In March of this year, researchers at the University of California in the United States conducted a Turing test using the latest generative AI, GPT4.5. In this experiment, about 280 students and others were asked questions via keyboard without being informed in advance whether they were artificial intelligence or humans, and the test judged whether the answers were from one of the two sources. As a result, 73% of people were unable to tell.
Since the time of ancient Greece, humans have been trying to create automata, that is, to create clones of themselves and approach the status of gods. In particular, in 18th century Europe, where clock technology developed rapidly, various mechanical automata were produced, and in Japan, wooden clockwork dolls were invented in the Edo period, some of which have been preserved to this day.
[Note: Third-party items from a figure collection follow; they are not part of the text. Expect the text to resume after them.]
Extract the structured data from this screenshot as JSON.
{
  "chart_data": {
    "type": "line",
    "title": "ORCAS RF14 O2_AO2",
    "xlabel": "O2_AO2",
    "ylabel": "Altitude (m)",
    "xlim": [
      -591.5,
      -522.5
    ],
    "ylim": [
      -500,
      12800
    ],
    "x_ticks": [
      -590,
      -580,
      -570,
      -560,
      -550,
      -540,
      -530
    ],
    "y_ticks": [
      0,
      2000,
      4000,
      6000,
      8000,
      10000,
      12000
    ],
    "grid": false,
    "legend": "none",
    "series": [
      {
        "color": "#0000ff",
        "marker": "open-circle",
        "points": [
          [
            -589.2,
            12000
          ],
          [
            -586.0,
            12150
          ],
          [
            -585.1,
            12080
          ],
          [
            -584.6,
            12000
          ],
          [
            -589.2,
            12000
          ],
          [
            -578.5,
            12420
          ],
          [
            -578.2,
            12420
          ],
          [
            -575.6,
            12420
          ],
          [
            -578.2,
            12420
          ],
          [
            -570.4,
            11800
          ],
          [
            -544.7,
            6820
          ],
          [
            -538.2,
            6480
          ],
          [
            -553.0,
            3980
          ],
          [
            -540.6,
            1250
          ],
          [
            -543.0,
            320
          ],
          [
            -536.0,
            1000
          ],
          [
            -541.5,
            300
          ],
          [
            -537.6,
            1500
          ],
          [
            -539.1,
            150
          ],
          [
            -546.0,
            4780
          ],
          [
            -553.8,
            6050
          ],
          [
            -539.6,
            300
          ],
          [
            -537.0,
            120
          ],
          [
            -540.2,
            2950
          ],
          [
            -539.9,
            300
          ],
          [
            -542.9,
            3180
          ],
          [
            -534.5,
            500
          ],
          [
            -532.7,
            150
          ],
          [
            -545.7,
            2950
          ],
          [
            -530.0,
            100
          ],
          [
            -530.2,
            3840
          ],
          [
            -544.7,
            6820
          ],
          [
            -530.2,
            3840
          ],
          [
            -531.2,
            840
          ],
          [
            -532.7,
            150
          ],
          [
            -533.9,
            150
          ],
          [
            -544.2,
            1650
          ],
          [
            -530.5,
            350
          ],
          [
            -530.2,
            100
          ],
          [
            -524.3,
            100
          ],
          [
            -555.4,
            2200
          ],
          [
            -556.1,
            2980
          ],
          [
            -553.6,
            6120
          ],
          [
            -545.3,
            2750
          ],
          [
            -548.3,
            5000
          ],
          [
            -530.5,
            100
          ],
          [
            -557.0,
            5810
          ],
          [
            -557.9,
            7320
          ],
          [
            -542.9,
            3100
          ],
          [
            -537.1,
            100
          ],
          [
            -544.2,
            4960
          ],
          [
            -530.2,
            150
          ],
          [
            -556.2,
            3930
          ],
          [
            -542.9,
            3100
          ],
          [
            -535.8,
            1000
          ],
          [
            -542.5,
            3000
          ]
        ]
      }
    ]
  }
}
These are some of the advances in technology, but technology has both positive and negative sides, as the famous saying goes, a blade can be both a scalpel and a dagger.
During President Trump’s first term, a fake video of former President Obama slandering President Trump was circulated, and in the 2020 election in which President Biden was elected, a large number of synthetic photos were circulated showing that Biden had pedophilic and homosexual tendencies.
These were crude technologies that could easily be detected as fakes, but generative AI can generate extremely sophisticated text and images, and has the built-in ability to easily pass the Turing test. Building a system to maintain the health of an information society in which this demonic technology permeates will be an important and serious challenge in the first half of the 21st century.